GROSSETO – «Le imprese vogliono l’autostrada, un’autostrada vera, che sia adeguata, non un’autostradina, non una semplice lingua d’asfalto che attraversi la nostra terra, ma un’autostrada con le complanari, la viabilità alternativa e gli svincoli, non una via di mezzo». Riccardo Breda, presidente della Camera di commercio della Maremma e del Tirreno, è molto chiaro sul tema della Tirrenica e la posizione è stata maturata dopo l’incontro avuto con i direttori delle varie associazioni di categoria durante l’ultimo consiglio camerale del 22 dicembre scorso.

«La nostra provincia paga da sempre un deficit infrastrutturale da recuperare: non solo di strade, ma anche ferroviario e di digitalizzazione – precisa Breda -. il mondo delle imprese è favorevole ad ammodernare il sistema infrastrutturale, anche all’autostrada, ma si vuole capire quale è la proposta che viene fatta. Del tracciato proposto nessuno di noi è soddisfatto, va modificato, va adeguato, però un’autostrada va realizzata».

«Ci sono da capire varie cose: intanto con quali ricorse viene realizzato il progetto, perché se devono essere messe risorse per diminuire il pedaggio ai cittadini bisogna capire quali siano i costi dell’opera, fondamentale poi – prosegue Breda – è che ci sia una viabilità alternativa. Escluderla metterebbe in difficoltà le imprese agricole, che sono in gran numero a sud della provincia, e che non sono contrarie all’autostrada purché sia vera e completa di complanari: visto che alcuni mezzi non possono transitare sull’Autostrada servono altre strade, e che siano adeguate per il transito di tutti i mezzi, non stradine a sterro».
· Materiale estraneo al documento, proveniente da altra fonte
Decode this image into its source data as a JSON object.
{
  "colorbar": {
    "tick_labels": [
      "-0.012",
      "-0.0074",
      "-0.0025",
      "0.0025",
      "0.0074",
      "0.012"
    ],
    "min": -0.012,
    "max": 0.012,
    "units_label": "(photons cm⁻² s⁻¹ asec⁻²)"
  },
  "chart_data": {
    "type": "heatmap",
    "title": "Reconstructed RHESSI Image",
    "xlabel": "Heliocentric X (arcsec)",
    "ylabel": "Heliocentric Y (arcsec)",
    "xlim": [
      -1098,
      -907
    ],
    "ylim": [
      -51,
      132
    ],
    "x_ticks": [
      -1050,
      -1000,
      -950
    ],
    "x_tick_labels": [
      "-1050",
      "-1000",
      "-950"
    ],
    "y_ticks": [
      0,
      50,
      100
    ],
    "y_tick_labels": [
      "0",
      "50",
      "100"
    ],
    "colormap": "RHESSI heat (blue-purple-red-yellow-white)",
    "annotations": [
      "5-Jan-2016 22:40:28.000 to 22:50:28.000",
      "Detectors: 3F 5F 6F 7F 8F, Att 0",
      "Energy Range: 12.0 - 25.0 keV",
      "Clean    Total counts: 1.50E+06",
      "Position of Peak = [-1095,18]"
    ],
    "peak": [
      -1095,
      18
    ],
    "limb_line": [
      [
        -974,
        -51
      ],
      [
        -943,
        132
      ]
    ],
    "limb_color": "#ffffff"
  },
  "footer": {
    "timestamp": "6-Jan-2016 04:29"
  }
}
In merito all’ammodernamento e messa in sicurezza dell’Aurelia poi Breda puntualizza «Io non credo che sarebbe meno impattante rispetto ad un’Autostrada: serviranno comunque le complanari e gli svincoli, e potrà essere larga 20 metri invece di 25, insomma poca differenza, anche come costi. Dobbiamo essere meno populisti e più realistici perché un’autostrada serve a questo territorio».

In merito al pedaggio poi Breda precisa «se è adeguato, e se hai la possibilità di scegliere un’altra viabilità, quando il servizio è fatto bene si può anche pagare, il costo dell’autostrada tra l’altro si scaricherà probabilmente su tutto il sistema, con un aumento dei pedaggi su tutta Italia».

Intanto ieri è arrivata una mail del commissario Giorgio Fiorenza che il 19 gennaio sarà a Grosseto, alle 15.30, per un incontro in Camera di commercio per illustrare il progetto con due tecnici: «Sto aspettando la conferma della presenza anche della regione con l’assessore Ceccarelli». All’incontro parteciperanno presidente e direttori della associazioni di categoria di entrambe le province di Grosseto e Livorno.